Известность его, в самом деле, все росла. В годы войны он, бесспорно, занял место первого поэта страны. Именно в это время из самых распространенных газет (главным образом из «Русского слова», тираж которого превышал 650 тысяч) читающая Россия узнала такие важнейшие его вещи, как «Народ и поэт» (пролог «Возмездия»), «Петроградское небо мутилось дождем…», «Грешить бесстыдно, непробудно…», «Два века» (вступление в первую главу «Возмездия»), «О, я хочу безумно жить…», «Земное сердце стынет вновь…», «В огне и холоде тревог…», «Да. Так диктует вдохновенье…», «Коршун». То же «Русское слово» в рождественском номере 1915 года отвело целую полосу под «Соловьиный сад», – случай по тем временам небывалый. Книги Блока (новое трехтомное собрание стихов и «Театр») расходились мгновенно.
Иногда (нечасто и неохотно) появлялся он на эстраде – на литературных вечерах (в пользу раненых или беженцев), собиравших большую аудиторию то в Городской думе, то в Доме Армии и Флота, то в Тенишевском зале
Как заметил один из слушавших его, выступал он всегда «не в лад с другими», да и встречали его не как других. Его, действительно,
Было в этой нараставшей славе немало наносного, вульгарного. Намазанные девочки на Невском, в кошачьих горжетках под горностай, приставали к прохожим: «Я – незнаукомка. Разрешите познаукомиться, я покажу вам очарованную даль.», «Мы – две незнакомки… Хотите, мы устроим вам электрический сон наяву?..» Вертинский, в балахоне Пьеро, с густо замелованным лицом, томно мяукал: «В голубой далекой спаленке твой ребенок опочил…» (С горечью говорил Блок В.И.Качалову: «Если бы все понимали меня так, как вы понимаете, не было бы песенок Вертинского на слова Блока».) В иллюзионах «Паризиана», «Пикадилли», «Сплендид-палас» показывали душераздирающую мелодраму «Не подходите к ней с вопросами…», в заглавии которой, без позволения и ведома Блока, было грубо опошлено одно из самых трагических его стихотворений, а также – сюжеты и мотивы еще некоторых других.
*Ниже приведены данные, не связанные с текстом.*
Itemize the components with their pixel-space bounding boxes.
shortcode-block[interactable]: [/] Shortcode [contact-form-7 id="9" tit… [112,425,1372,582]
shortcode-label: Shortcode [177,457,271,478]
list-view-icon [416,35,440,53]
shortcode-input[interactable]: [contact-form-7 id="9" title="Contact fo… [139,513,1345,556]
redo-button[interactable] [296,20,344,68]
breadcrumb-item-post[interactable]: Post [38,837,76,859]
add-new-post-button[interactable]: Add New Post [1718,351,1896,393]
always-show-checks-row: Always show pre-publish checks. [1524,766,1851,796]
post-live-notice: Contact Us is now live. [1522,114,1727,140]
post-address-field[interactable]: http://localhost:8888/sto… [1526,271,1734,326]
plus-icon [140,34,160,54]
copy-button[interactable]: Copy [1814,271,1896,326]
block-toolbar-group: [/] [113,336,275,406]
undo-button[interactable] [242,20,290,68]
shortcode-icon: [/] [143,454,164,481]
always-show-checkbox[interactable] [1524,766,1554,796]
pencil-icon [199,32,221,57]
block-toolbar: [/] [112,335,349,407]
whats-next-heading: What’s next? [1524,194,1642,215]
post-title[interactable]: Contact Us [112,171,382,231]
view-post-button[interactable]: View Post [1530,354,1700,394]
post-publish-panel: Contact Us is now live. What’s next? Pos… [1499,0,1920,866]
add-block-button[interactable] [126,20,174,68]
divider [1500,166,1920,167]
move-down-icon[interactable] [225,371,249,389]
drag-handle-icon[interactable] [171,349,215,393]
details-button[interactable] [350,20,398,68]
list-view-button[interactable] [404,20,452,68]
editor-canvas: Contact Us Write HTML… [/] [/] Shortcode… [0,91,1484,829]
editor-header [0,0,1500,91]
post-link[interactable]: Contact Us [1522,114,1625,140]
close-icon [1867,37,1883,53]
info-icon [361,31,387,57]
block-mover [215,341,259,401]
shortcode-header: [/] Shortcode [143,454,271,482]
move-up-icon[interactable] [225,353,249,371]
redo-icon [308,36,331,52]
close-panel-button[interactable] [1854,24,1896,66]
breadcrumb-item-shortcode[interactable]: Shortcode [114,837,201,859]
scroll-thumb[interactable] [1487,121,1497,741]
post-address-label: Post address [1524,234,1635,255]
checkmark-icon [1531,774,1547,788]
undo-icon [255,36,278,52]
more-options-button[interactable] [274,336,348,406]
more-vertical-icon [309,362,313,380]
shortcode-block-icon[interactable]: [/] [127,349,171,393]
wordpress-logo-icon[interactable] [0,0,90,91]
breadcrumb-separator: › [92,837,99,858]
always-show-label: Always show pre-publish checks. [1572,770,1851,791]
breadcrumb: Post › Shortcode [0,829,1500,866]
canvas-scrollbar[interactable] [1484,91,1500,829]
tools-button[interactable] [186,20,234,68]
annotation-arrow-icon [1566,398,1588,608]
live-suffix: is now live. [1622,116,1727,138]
Однако все больше встречалось людей, которые прочитали у Блока другое, понимали действительное его значение, видели, что силой дарования и глубиной раздумий он превосходит всех современных поэтов и встал вровень с великими лириками прошлого. Для них он давно перестал быть «декадентом», а стал просто русским поэтом.
Вот как потом сказал об этом Николай Асеев, – сказал от лица своего поколения, пережившего 1905 год и все, что за ним последовало: «Поколение услышало давно неслышанный чистый человеческий голос, полный бурных страстей, великой любви, огневого гнева ко всему мертвому, внешнему, условному, пустому».
Люди этого поколения верили Блоку, узнавали в его стихах свою боль, свою тревогу, свою надежду, иные – ждали от него подвига.